What are the best indicators using Divergence??

You can find divergence with any oscillator indicator. However, the results vary depending on the currency pairs and the chosen indicator. Among all, we have shortlisted the top three oscillator indicators that can be very helpful in your trading.

MACD indicator

The MACD indicator can be very beneficial to find the divergence and spot an early trend reversal in coins. You can use the default settings of the indicator at any time frame. However, it is better to use a 1 hour time frame. You can use Take Profit and Stop Loss with a fixed difference of 20 pips or you can also use support and resistance levels.

Commodity Channel Index

The CCI indicator is another good option to determine the divergence. It can be applied at any time period with the default settings. However, it is recommended to use time frames of 15 minutes, 30 minutes and 1 hour. You can use oversold and overbought conditions to exit trades.

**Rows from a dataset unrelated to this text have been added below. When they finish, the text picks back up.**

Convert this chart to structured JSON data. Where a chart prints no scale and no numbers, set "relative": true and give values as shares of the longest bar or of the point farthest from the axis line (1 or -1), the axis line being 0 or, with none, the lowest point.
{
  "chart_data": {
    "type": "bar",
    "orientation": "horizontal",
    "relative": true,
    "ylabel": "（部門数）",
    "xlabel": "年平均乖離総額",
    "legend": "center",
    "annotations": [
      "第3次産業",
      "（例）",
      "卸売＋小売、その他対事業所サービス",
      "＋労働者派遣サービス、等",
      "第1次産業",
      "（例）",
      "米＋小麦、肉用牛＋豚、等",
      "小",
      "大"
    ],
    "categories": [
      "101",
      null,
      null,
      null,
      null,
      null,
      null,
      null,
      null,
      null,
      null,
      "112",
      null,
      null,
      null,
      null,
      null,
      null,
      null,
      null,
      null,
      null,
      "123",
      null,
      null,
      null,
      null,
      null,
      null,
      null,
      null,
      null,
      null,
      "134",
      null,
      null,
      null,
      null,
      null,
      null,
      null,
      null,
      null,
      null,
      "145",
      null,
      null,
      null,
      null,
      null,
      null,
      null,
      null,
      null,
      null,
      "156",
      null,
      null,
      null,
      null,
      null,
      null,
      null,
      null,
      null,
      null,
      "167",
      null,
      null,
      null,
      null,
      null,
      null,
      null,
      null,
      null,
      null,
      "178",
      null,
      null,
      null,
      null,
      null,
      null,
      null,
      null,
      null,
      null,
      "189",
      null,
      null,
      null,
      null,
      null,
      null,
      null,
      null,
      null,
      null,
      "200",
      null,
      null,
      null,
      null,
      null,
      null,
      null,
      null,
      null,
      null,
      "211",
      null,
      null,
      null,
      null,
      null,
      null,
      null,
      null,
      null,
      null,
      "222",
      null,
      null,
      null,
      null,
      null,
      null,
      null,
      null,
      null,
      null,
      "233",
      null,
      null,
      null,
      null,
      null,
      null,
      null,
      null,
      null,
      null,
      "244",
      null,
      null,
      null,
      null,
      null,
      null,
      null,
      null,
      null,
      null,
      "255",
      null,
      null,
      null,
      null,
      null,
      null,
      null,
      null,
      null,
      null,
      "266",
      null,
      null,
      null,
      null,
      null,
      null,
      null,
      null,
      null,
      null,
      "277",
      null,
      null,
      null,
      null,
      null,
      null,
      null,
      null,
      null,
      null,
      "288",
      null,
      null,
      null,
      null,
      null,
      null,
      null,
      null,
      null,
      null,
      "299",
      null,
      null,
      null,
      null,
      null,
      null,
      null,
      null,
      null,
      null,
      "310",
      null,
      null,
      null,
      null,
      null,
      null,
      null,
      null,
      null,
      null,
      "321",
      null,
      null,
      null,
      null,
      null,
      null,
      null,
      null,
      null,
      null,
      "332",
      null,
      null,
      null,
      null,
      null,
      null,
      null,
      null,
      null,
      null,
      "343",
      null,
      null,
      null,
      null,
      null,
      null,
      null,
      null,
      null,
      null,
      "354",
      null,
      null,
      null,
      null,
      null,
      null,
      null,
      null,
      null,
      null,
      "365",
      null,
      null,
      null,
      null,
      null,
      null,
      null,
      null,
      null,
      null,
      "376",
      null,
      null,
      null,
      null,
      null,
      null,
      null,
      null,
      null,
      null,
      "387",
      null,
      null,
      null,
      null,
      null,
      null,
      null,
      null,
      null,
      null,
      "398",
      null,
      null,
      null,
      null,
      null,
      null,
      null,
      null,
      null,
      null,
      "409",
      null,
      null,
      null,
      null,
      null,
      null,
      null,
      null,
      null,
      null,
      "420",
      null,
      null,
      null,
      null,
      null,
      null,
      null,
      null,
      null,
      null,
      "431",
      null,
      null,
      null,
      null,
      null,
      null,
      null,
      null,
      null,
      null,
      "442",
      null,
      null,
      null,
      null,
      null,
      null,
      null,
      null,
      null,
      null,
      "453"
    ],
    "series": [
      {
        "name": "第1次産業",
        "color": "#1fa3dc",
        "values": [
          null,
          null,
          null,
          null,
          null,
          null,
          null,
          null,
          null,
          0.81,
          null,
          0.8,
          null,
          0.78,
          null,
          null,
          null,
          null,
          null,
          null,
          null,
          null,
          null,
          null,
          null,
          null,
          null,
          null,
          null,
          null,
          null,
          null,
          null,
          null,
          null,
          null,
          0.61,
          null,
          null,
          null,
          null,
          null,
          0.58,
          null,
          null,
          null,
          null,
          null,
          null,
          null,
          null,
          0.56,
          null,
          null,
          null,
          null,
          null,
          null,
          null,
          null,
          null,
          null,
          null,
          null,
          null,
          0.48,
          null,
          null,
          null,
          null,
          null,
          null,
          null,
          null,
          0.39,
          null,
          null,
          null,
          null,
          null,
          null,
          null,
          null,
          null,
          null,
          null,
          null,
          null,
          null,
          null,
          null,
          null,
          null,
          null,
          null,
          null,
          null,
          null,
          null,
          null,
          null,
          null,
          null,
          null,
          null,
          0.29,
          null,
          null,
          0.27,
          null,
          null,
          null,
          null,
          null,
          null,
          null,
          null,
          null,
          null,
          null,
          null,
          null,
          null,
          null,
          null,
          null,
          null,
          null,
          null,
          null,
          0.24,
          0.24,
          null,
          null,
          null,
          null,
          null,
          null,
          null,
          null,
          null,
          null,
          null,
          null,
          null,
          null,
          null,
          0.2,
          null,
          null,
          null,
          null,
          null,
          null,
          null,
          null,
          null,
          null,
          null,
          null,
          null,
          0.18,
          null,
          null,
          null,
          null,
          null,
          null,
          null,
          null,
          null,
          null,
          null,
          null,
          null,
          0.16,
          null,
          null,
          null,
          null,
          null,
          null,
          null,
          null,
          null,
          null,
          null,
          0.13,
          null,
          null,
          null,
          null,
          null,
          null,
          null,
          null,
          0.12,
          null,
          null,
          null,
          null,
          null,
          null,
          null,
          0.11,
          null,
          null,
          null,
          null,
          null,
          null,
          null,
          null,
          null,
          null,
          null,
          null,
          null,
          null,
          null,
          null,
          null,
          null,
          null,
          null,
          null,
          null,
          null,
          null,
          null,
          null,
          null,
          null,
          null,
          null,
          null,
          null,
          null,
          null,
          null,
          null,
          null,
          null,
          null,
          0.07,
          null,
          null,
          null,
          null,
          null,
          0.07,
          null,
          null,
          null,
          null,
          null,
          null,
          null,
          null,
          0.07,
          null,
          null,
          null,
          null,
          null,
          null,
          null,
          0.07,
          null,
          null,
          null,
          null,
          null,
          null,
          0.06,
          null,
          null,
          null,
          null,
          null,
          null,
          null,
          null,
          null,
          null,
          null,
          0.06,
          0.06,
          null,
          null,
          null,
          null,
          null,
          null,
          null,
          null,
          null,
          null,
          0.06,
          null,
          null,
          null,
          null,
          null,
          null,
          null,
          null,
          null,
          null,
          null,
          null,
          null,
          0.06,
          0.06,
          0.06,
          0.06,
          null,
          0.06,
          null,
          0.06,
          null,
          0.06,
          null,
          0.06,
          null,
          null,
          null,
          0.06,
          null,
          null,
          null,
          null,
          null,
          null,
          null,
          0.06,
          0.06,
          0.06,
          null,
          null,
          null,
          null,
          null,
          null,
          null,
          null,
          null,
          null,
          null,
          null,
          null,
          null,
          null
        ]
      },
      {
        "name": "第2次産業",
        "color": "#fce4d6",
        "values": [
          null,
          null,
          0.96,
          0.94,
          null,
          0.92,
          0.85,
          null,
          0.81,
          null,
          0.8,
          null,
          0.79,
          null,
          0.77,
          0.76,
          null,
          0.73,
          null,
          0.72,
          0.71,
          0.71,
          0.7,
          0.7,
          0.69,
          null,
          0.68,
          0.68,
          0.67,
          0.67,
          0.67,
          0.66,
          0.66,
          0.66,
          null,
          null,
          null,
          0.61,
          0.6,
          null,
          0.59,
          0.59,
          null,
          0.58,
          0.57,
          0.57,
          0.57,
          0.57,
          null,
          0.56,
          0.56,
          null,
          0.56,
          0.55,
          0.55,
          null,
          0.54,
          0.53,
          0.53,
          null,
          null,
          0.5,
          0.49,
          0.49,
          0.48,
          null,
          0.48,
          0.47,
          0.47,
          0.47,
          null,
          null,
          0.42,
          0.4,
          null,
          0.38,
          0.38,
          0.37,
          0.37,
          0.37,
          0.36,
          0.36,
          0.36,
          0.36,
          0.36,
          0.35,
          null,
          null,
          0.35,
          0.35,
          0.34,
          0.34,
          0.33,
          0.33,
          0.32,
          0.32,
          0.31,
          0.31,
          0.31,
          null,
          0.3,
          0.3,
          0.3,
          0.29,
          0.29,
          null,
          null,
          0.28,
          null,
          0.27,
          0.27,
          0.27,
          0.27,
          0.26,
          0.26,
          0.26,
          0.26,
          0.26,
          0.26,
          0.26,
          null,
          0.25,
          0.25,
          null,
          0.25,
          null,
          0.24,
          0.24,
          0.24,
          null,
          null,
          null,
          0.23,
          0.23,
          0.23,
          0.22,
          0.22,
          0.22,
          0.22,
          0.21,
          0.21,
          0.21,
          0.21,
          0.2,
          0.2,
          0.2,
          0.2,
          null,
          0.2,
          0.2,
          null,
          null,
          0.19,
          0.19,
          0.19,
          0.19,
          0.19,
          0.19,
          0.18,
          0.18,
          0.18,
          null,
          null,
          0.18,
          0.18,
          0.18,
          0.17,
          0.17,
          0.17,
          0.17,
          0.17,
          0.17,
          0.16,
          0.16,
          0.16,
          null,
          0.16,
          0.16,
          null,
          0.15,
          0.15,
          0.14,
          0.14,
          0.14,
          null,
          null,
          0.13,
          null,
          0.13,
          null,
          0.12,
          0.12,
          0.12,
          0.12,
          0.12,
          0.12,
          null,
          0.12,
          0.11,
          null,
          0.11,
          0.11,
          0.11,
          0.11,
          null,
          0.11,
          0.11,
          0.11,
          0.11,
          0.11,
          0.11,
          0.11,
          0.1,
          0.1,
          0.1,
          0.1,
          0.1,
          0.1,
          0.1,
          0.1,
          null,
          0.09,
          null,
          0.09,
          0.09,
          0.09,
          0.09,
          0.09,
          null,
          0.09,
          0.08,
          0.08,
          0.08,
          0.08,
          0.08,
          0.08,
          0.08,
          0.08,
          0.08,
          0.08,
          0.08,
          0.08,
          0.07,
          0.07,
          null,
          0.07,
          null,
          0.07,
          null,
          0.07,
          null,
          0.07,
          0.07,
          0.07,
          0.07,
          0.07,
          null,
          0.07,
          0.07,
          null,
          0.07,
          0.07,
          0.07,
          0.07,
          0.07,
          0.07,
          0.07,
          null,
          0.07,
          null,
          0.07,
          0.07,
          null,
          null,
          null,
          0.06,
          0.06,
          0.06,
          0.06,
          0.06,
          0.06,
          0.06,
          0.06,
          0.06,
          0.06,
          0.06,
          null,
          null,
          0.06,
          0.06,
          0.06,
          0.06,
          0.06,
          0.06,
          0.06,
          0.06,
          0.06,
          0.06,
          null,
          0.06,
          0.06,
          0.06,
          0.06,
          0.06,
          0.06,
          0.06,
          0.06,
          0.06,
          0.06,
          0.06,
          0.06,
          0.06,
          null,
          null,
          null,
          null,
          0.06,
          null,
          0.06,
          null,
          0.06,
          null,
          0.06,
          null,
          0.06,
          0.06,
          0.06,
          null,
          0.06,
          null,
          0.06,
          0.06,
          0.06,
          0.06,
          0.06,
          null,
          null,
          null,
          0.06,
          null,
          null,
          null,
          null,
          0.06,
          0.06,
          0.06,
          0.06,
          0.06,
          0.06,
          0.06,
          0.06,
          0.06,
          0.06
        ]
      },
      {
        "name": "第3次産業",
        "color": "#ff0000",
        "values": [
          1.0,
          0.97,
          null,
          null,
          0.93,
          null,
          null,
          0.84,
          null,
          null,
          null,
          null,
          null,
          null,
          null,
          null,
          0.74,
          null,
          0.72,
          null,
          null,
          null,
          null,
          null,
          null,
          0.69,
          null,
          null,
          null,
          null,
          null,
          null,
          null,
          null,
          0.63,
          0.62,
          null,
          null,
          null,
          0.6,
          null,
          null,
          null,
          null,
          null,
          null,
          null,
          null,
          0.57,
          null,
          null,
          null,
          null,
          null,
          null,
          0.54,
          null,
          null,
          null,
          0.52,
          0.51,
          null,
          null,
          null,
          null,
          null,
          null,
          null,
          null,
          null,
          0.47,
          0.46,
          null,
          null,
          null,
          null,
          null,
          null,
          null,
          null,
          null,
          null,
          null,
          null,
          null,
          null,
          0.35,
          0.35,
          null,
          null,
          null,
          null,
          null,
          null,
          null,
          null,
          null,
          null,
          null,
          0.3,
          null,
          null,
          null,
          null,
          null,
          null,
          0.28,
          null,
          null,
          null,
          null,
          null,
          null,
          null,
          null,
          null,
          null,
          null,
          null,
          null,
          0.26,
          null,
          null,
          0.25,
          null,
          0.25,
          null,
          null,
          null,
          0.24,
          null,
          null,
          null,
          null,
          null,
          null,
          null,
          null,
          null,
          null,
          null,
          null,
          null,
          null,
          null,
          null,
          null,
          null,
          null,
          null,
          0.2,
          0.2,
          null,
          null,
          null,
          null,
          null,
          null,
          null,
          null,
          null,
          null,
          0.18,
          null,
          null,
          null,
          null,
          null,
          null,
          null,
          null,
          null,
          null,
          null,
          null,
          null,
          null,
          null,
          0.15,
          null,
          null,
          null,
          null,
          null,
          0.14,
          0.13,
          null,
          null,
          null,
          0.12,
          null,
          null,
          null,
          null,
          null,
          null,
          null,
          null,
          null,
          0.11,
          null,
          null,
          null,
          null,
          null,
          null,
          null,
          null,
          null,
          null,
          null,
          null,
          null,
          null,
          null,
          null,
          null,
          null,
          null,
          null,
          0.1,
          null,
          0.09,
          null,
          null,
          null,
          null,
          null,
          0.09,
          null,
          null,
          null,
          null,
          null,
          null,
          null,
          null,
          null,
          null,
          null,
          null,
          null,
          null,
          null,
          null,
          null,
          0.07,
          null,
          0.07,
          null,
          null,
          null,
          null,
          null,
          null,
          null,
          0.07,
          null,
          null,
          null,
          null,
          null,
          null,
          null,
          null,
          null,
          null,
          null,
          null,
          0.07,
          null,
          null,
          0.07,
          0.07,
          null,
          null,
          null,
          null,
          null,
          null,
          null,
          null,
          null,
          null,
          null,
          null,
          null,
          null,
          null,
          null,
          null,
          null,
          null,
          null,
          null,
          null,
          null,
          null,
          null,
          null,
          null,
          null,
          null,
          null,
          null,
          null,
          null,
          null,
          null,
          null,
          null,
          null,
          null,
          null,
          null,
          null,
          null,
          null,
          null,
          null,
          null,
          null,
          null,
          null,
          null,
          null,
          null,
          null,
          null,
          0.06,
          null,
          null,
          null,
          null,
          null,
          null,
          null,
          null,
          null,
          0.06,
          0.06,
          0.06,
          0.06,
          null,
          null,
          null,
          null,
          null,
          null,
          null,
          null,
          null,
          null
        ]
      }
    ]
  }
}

The stochastic is a widely used indicator for divergence. The recommended time frame is 1 hour, while the indicator can be used to exit trades based on overbought and oversold conditions.

forex divergence summary

Divergence is a means to find the early trend reversal signal. There can be three types of divergence i.e. Regular, Extended and Hidden. You can use MACD, CCI, Stochastic or any other oscillator to find the divergence. You should use any confirmation signals to add more chance of success to your trading.